Le tre del pomeriggio erano arrivate anche troppo in fretta per i miei gusti e ora mi aspettava un pomeriggio intenso in compagnia del Clown, nel tentativo di tenerlo sotto controllo e di obbligarlo, pregarlo, scongiurarlo di non scappare e rimanere al manicomio, con me.

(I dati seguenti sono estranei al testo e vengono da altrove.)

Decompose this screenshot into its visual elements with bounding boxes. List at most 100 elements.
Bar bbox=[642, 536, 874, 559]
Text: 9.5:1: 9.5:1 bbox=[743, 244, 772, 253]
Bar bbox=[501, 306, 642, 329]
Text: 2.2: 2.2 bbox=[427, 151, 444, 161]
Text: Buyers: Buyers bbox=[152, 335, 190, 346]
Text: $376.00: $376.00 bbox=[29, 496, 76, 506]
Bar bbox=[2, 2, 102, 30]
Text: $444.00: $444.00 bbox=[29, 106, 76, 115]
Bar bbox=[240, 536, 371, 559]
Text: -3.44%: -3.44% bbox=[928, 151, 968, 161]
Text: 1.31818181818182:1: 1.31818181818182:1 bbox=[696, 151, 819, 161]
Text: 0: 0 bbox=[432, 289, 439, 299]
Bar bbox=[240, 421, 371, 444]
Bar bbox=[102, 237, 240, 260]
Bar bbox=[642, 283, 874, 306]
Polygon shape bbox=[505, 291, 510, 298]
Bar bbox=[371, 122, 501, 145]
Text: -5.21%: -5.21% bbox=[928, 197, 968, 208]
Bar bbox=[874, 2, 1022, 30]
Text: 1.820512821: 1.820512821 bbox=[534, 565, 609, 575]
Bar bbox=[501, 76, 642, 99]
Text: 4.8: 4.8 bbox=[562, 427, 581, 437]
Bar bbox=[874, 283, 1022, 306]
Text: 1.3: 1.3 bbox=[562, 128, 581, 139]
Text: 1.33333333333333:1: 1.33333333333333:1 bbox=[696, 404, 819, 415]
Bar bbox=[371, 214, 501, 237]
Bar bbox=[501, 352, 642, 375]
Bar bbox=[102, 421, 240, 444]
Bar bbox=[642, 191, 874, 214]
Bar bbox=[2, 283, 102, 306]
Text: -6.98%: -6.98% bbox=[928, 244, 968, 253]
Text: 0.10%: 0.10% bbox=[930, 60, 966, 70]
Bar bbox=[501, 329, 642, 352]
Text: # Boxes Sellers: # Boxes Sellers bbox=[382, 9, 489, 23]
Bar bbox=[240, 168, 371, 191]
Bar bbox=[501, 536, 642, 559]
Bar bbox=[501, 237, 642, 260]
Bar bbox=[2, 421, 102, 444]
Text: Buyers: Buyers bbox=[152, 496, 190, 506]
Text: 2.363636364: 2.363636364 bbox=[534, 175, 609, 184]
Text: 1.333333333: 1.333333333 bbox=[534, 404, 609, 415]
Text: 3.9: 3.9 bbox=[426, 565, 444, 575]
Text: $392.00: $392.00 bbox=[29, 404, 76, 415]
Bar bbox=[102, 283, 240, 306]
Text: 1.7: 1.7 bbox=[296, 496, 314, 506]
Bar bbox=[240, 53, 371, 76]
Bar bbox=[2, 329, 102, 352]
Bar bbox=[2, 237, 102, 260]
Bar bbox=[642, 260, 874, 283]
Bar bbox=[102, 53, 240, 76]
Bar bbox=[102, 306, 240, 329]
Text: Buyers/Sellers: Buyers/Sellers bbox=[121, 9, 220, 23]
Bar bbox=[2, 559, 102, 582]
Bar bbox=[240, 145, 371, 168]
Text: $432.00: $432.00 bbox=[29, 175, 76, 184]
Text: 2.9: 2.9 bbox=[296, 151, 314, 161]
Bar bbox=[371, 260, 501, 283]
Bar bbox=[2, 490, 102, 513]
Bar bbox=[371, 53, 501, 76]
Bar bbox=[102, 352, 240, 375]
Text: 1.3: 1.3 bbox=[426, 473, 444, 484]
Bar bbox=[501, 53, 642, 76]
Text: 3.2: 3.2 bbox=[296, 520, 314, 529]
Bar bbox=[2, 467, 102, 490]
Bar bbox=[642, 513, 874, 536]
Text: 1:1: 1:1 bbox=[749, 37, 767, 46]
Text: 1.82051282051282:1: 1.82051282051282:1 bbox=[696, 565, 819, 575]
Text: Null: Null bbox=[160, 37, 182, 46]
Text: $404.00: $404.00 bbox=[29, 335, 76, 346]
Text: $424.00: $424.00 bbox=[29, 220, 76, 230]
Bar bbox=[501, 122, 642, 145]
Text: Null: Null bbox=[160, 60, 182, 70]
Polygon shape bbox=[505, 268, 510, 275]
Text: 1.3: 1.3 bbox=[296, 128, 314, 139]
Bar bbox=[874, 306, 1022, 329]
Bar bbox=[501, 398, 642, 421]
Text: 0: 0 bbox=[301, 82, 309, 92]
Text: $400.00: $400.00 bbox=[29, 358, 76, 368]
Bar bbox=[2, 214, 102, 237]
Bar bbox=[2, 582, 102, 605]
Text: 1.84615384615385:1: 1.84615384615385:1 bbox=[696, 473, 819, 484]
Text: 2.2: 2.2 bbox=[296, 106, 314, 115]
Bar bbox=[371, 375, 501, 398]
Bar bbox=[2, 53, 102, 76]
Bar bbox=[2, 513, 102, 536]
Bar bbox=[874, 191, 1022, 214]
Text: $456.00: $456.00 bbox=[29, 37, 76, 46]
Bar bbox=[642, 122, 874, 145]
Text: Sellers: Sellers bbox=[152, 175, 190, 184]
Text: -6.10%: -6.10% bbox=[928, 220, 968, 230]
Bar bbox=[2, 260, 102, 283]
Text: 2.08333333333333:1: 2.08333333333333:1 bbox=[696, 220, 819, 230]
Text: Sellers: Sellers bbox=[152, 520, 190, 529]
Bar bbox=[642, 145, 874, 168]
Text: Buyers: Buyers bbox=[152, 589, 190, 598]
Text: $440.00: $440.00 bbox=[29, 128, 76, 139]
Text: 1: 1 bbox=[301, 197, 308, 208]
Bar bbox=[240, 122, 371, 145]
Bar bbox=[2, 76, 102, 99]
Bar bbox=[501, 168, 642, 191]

“Qualsiasi cosa strana vediate, avvisate una guardia. Qualsiasi comportamento non adatto, farà finire questo pomeriggio. Vi ricordo che è un momento di svago per i detenuti, non vostro, che invece dovrete avere gli occhi ben aperti. Molto più del solito. Qualsiasi condotta poco professionale, vi giocherà il lavoro. Perciò state ben attenti. – poi, voltandosi verso di me, Arkham aggiunse – inoltre abbiamo con noi uno dei più pazzi criminali della terra. Sarei molto felice che nessuno di voi gli desse alcuna noia. Ci siamo capiti?”

E a quel punto ci fu in ‘si’ generale e la gente iniziò a recarsi presso il cortile esterno, dove sarebbero stati guidati tutti i detenuti. Avevo un nodo in gola. Se le intenzioni del Joker sarebbero state quelle che tutti noi immaginavamo, nessuno lo avrebbe bloccato.

Anch’io iniziai a seguire la massa, ma la mano di Arkham mi prese il braccio e mi indicò la massa di detenuti che stava arrivando. Scettica, osservai il gruppo. era davvero una buona idea far camminare tutti loro così vicini? Tutti insieme avrebbero potuto uccidere ogni singolo abitante sulla terra, sterminarci e poi imporre il loro impero di terrore, con a capo, come re, proprio lui. Joker, che in quel momento dimostrava la sua superiorità rispetto al gruppo, ponendosi proprio davanti, come una guida, un dio.